Le linee, la forma estetica sono quelle tradizionali, pulite, senza componenti aerodinamici, alettoni o altri elementi. Un tributo alla Lamborghini Countach originaria, quella che nel 1971 debuttò nello sfarzo del Salone di Ginevra: lo ha fatto ARC design, per il 50° compleanno della supercar ideata da Marcello Gandini.

INNO ALLA SEMPLICITÀ

Si chiama Lamborghini Countach 50 Omaggio: una concept car interamente digitale, realizzata in realtà su base Aventador, con monoscocca in fibra di carbonio e canonico motore V12 della Casa di Sant'Agata. Dai render si evince come però, a differenza della Countach reale, la 50 Omaggio sia leggermente più ampia e con un assetto riabbassato. Piantata bene a terra, la Countach 50 di ARC design è un inno alla semplicità, ma anche a qualche soluzione particolare, come i fari anteriori, che dispongono di tecnologia al laser.
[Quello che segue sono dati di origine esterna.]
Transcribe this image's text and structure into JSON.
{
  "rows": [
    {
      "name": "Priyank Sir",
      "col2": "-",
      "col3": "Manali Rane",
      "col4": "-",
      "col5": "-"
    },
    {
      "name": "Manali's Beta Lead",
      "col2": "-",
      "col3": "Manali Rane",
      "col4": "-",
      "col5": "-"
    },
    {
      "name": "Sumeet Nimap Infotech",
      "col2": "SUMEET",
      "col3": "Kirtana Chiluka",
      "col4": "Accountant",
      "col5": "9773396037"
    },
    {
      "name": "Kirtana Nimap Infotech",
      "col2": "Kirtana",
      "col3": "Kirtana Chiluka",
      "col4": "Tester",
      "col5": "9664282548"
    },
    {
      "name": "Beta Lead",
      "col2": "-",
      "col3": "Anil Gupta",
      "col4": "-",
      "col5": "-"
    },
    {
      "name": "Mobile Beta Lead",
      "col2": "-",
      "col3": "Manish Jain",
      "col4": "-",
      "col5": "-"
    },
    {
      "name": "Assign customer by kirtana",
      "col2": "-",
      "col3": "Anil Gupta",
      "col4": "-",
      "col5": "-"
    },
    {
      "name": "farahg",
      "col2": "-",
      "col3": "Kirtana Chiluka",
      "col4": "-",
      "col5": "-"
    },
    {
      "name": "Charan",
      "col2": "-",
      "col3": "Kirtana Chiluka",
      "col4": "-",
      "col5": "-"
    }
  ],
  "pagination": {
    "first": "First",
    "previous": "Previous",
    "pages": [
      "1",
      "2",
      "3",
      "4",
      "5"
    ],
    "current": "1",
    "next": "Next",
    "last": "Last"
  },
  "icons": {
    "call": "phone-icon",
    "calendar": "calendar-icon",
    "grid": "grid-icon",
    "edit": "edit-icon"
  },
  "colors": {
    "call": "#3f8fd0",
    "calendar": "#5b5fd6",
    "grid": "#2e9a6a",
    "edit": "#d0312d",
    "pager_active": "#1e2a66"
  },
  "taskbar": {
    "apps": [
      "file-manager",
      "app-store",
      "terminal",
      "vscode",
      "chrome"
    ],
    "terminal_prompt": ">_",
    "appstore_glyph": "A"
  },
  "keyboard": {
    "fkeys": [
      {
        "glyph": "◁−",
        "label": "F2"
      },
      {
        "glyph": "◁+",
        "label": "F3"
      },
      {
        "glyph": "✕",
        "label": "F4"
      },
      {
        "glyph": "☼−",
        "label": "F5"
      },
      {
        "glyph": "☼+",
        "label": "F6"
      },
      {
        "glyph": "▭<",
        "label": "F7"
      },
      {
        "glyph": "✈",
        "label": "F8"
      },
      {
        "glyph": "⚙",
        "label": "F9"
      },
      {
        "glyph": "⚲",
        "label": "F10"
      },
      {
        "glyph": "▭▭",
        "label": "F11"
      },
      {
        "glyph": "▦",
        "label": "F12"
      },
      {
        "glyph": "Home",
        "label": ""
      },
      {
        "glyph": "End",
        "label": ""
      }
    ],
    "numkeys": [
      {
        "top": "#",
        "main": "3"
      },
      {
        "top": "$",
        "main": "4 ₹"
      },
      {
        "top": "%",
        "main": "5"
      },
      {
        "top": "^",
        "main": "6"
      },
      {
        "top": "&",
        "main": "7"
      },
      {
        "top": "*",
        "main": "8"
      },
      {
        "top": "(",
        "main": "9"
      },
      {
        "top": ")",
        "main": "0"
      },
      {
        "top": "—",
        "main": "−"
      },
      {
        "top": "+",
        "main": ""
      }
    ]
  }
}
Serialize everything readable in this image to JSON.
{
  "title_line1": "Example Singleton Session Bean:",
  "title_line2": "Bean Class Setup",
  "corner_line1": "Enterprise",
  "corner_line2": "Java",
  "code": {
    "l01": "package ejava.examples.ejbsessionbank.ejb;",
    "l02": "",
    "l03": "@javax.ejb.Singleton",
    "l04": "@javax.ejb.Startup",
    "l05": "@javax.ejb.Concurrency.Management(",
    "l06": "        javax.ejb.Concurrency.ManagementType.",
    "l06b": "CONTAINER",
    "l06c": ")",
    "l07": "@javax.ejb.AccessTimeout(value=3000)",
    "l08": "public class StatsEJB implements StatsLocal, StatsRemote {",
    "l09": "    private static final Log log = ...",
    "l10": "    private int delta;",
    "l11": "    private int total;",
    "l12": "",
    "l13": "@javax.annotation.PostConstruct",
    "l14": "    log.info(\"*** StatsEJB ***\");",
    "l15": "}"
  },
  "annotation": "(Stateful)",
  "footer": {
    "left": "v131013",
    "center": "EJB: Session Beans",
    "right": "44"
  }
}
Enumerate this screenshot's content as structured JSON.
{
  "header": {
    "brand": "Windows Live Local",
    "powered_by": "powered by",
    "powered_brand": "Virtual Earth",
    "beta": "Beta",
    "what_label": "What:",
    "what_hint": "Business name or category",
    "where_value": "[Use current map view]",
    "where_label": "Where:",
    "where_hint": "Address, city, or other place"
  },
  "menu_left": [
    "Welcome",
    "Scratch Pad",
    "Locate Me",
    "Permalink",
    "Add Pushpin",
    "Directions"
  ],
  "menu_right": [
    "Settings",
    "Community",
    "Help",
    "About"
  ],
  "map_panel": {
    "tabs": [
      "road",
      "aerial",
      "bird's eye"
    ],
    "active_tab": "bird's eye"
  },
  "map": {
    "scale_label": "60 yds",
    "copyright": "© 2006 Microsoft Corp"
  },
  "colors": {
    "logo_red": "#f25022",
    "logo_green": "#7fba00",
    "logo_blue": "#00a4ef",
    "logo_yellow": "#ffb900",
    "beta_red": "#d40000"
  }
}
Lo studio grafico propone poi delle prese d'aria integrate nel paraurti, delle ruote maggiorate e parafanghi di dimensioni più ampie.

Lamborghini Countach: la sua storia

ZONA POSTERIORE HI-TECH

Ci sono poi soluzioni talmente originali che si possono trovare solo in dei concept. Come nella zona posteriore: i fanali a LED sono caratterizzati da una striscia sottile, ma fungono anche da canale di fuoriuscita dell'aria calda generata dal V12, che si trova in posizione centrale. A proposito del cofano motore, quest'ultimo è in vetro con luci di stop integrate che, se non utilizzate, scompaiono. Nella coda, rimasta fedele alla prima Countach, trova spazio un ampio tubo di scarico.

ABITACOLO ULTRAMODERNO

All'interno però le velleità vintage spariscono a favore di idee più vicine alla Aventador che a un modello degli anni '70. È presente infatti una console centrale touchscreen moderna, con tanto di tunnel per i diversi pulsanti, e degli schermi digitali al posto dei classici specchietti. Anche il volante è quello delle Lamborghini moderne, con i paddles del cambio sequenziale.